Theater Review - Sanders Family cast comes home for Christmas

Atlanta Lyric Theatre reunites for an Atlanta holiday tradition

You’d be hard-pressed to find a more welcome holiday homecoming than Atlanta Lyric Theatre’s staging of Sanders Family Christmas (through Dec. 22). The company’s production picks up a torch carried by Marietta’s Theatre in the Square until its untimely closure in 2012.

For nearly two decades, the small, beloved Marietta playhouse made a popular tradition of producing the Sanders Family plays by Connie Ray and Alan Bailey. In 1992, Theatre in the Square staged the original show, Smoke on the Mountain, and found an irresistible blend of humor and music in the light-hearted depiction of a family of Gospel singers performing at a small North Carolina Baptist church one night in 1938. The sequel, Sanders Family Christmas became a frequent holiday production beginning in 1999, and Theatre in the Square staged the final show in the trilogy, Mount Pleasant Homecoming, in 2007.

Some actors have rotated in and out over the years, especially those playing teenage twins Dennis and Denise, but others made themselves at home in the roles. Karen Howell has played Sanders matriarch Vera since 1992, and J.P. Peterson has appeared in more than 1,000 performances as the father, Burl. The Sanders plays unfold like accident-plagued church performances, so being part of the audience feels not unlike belonging to the Mount Pleasant congregation. For the Lyric’s Sanders Family Christmas, held at Marietta’s First United Methodist Church only a couple of blocks from Theatre in the Square, both the cast and the spectators seem energized by the revival. (Coincidentally, Decatur’s OnStage Atlanta presents its own Sanders Family Christmas through Dec. 22 as well.)

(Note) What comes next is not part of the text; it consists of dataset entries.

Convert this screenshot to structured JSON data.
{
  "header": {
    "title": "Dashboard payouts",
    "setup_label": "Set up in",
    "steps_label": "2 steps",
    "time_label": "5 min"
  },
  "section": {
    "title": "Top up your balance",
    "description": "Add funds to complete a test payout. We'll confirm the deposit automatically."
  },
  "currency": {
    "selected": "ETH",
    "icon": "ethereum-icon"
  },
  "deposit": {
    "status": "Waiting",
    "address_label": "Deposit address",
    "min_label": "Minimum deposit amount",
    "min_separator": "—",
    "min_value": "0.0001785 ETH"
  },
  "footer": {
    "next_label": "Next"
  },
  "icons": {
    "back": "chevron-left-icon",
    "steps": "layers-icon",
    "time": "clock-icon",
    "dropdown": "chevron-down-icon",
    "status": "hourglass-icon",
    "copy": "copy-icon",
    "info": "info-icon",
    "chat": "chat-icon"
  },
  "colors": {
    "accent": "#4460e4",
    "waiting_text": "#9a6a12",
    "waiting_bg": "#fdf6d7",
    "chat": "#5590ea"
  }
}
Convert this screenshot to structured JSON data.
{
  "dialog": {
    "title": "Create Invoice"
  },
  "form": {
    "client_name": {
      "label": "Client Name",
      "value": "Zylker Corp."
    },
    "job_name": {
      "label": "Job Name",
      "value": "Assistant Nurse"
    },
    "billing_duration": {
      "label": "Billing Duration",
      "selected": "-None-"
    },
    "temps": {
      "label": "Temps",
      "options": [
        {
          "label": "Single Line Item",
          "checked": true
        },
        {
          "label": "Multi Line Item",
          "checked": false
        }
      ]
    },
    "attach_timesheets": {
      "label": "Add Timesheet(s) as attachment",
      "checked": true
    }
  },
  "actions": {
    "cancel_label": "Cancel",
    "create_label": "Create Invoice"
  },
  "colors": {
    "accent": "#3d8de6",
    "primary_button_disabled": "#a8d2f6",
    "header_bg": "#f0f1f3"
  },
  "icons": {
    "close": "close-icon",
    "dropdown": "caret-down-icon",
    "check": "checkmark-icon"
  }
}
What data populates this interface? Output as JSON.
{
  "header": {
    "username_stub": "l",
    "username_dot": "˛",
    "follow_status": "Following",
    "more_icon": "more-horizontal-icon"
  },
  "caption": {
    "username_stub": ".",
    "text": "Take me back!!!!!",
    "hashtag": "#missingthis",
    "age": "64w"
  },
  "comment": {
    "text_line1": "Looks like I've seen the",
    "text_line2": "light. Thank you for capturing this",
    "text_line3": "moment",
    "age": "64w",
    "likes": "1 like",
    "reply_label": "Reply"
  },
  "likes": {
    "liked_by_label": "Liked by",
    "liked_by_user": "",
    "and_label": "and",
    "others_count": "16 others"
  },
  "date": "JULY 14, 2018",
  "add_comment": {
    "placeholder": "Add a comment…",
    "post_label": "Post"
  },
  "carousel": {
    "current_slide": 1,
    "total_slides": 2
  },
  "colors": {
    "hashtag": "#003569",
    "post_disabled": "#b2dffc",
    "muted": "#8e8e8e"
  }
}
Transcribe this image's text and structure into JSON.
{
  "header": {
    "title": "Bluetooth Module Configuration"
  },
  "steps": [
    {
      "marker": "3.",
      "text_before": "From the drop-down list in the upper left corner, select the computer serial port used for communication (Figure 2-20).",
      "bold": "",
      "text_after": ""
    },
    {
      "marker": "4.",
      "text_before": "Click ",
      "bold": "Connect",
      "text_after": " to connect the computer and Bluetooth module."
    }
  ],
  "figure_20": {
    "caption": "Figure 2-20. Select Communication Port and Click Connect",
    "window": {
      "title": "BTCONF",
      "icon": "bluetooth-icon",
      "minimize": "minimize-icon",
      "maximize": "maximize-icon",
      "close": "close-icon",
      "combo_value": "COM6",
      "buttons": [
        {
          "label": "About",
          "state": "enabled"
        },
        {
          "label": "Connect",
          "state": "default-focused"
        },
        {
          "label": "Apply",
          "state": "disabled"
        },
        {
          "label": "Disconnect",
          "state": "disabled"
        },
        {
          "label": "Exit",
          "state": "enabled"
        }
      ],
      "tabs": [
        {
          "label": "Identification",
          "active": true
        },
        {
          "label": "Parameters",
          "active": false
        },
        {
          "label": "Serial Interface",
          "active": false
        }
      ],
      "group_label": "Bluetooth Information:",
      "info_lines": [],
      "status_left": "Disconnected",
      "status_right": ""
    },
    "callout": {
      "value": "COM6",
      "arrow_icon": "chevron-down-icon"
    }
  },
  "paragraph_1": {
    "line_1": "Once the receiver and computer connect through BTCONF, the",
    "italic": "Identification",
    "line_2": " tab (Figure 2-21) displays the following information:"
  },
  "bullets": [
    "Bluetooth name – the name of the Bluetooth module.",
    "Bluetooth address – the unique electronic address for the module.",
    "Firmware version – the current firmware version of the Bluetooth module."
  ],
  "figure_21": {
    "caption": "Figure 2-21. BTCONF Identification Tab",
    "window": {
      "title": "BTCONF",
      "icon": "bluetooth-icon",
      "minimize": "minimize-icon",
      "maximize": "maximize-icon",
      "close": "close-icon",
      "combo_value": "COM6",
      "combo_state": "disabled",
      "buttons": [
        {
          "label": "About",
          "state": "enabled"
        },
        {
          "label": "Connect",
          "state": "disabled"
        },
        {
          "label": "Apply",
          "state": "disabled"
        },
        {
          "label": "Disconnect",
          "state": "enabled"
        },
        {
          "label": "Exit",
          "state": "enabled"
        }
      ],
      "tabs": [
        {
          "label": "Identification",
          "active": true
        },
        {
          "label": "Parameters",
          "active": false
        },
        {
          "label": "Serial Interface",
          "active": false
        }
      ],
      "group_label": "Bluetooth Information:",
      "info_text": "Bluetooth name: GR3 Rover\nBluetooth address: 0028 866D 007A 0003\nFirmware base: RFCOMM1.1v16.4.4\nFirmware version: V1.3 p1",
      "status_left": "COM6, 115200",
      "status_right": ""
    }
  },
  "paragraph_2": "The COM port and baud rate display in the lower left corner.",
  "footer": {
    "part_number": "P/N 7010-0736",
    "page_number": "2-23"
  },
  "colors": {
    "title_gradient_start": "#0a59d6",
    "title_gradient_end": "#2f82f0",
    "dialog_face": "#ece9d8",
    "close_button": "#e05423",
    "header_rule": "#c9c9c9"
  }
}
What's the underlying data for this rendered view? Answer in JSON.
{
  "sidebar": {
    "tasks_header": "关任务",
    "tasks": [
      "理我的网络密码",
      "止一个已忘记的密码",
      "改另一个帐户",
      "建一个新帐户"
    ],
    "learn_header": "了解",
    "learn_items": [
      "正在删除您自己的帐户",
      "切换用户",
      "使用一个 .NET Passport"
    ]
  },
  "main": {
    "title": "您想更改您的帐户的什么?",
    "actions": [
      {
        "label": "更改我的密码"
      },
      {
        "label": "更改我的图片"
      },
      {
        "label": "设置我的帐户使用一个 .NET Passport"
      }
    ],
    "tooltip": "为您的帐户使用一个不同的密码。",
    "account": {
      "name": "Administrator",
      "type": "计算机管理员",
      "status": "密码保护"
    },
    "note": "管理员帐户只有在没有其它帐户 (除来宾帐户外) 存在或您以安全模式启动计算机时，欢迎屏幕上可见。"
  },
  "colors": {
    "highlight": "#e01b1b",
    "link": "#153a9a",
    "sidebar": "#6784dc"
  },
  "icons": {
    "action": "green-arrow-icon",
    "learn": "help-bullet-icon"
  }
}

The play unfolds as a 1941 Christmas Eve service and Sanders Family performance, although Rev. Mervin Oglethorpe (Alan Kilpatrick) and older Sanders sister June (Jennifer Akin) stall for time, since the rest of the family is running late. Typical jokes involve prayers for parishioners suffering from such elaborate ailments as “facial neuralgia.” Once the whole family takes the stage (including Scott E. DePoy, Laura Floyd, and Jeremy Wood), they sing spirited renditions of old-timey Gospel songs and Christmas standards, including a medley of bell-themed carols and military-based hymns like “Onward, Christian Soldiers.”

Each member of the family has a “witnessing” moment, a monologue that’s either sincerely spiritual or overtly comedic — sometimes both. Howell’s performance suggests “Downton Abbey’s” imperious Maggie Smith as a country church lady, eager to one-up the reverend with scripture quotes. Kilpatrick’s Mervin, with black slicked-back hair, looks a little like a televangelist, but still captures the role’s overeager enthusiasm, especially in his performance of “I’ve Been Changed.” As a non-singer who performs sign language, Akin’s June has a penchant for whipping out unexpected instruments like spoons or cowbells, and generally makes a deadpan, put-upon comedic foil.

As a let’s-do-it-again kind of sequel, Sanders lacks Smoke on the Mountain’s sense of discovery of the characters, but it still makes good on a charming format. Whenever the play seems too sentimental or pious, it switches direction with a joke. Dennis’ tearful goodbye to his family before his military service lays it on pretty thick before segueing to gags that bring down the curtain on the first act. Co-directors Howell and Kilpatrick don’t shy away from broad physical comedy, and even allow both Denise and Mervin to punctuate racy implications with thrusting-hip gestures, which seem out of place for the setting.

Putting aside the show’s history in the community, Sanders Family Christmas makes an easygoing alternative to holiday chestnuts like A Christmas Carol and The Nutcracker. And at a time when self-appointed representatives of Christianity in the media come across as angry and defensive, Sanders Family’s humor and happiness feel like a cease-fire in the War on Christmas.